Notizie Notizie Italia Banca Carige ancora nel mirino della Bce. E intanto il titolo vale meno di 1 centesimo (-72% in un anno)

Banca Carige ancora nel mirino della Bce. E intanto il titolo vale meno di 1 centesimo (-72% in un anno)

Banca Carige in ripresa nella giornata di oggi, sale di oltre 1 punto percentuale, a 0,008 euro. Il titolo beneficia del sentiment positivo che da Wall Street si riversa sull’azionario europeo. Solido l’indice Ftse Mib di Piazza Affari, che vede brillare tra i titoli, oltre a FCA, anche le banche. Acquisti su Ubi Banca, tra i titoli migliori con oltre +3%, mentre UniCredit balza di quasi +2%. 

Il titolo della banca ligure beneficia dunque dei buy che interessano l’intero comparto bancario italiano, che riporta una performance migliore rispetto a quella di altre banche in Europa.

Tuttavia, il percorso per la ripresa dell’istituto ligure si conferma accidentato, soprattutto alla luce di quel calo del 20% che l’azione ha sofferto nel periodo successivo alla chiusura dell’aumento di capitale, avvenuta lo scorso 21 dicembre, con cui il titolo era stato collocato a 1 centesimo per azione. 

Ieri Banca Carige ha perso più del 2%, penalizzata dalle indiscrezioni riportate da Il Messaggero sul pressing della Bce che, nella lettera del 28 dicembre in cui ha reso noti i nuovi parametri Srep all’11,175% per il 2018, ha ribadito la presenza di criticità, a suo avviso, sul fronte della governance.

In particolare, nella missiva è stato puntato il dito contro il ruolo ingrombrante di Vittorio Malacalza e contro la presidenza poco incisiva del presidente Giuseppe Tesauro.
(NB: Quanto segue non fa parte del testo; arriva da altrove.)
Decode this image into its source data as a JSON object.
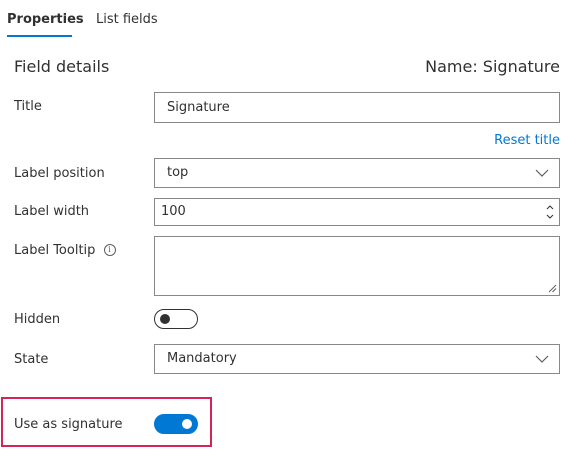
{
  "tabs": [
    {
      "label": "Properties",
      "active": true
    },
    {
      "label": "List fields",
      "active": false
    }
  ],
  "header": {
    "section_title": "Field details",
    "name_text": "Name: Signature"
  },
  "form": {
    "title_label": "Title",
    "title_value": "Signature",
    "reset_title_link": "Reset title",
    "label_position_label": "Label position",
    "label_position_value": "top",
    "label_width_label": "Label width",
    "label_width_value": "100",
    "label_tooltip_label": "Label Tooltip",
    "label_tooltip_value": "",
    "hidden_label": "Hidden",
    "hidden_on": false,
    "state_label": "State",
    "state_value": "Mandatory",
    "use_as_signature_label": "Use as signature",
    "use_as_signature_on": true
  },
  "colors": {
    "accent": "#0078d4",
    "highlight": "#d4255b",
    "border": "#8a8886",
    "text": "#323130"
  },
  "icons": {
    "dropdown": "chevron-down-icon",
    "tooltip": "info-icon",
    "spinner": "number-spinner-icon",
    "resize": "resize-grip-icon"
  }
}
La Bce ha praticamente bocciato la governance dell’istituto ligure.

Intanto emerge la nuova mappa dei soci successiva all’aumento di capitale, con cui Banca Carige ha raccolto 546 milioni di euro alla fine di dicembre.

Dalle comunicazioni della Consob sulle partecipazioni rilevanti, risulta che Malacalza Investimenti si conferma primo azionista con una partecipazione pari al 20,6% e che la Lonestar di Gabriele Volpi detiene il 9,087%.

Credito Fondiario e la Sga, la società per la gestione delle attività controllata dal Mef, detengono ciascuna il 5,397%. Tra gli azionisti spunta Panfilo Tarantelli, con una quota pari al 5,3%.

Tornando al trend del titolo, andando a leggere la performance dell’ultimo mese, o peggio degli ultimi 6 mesi e dell’ultimo anno, il quadro che emerge è tutto fuorchè positivo.

L’azione di Banca Carige ha ceduto più del 20% nell’ultimo mese, capitolando di oltre -52% negli ultimi sei mesi e di oltre -72% nell’ultimo anno. 

A questo punto, la partita di Carige si gioca sul fronte del piano industriale, con i dettagli che arriveranno in occasione della prossima riunione del cda prevista a giorni, il prossimo 16 gennaio.

In quell’occasione, dopo aver chiuso lo smobilizzo di sofferenze per un valore di quasi 2,2 miliardi, il cda dovrà dare risposte al piano sulle UTP, ovvero sulle inadempienze probabili.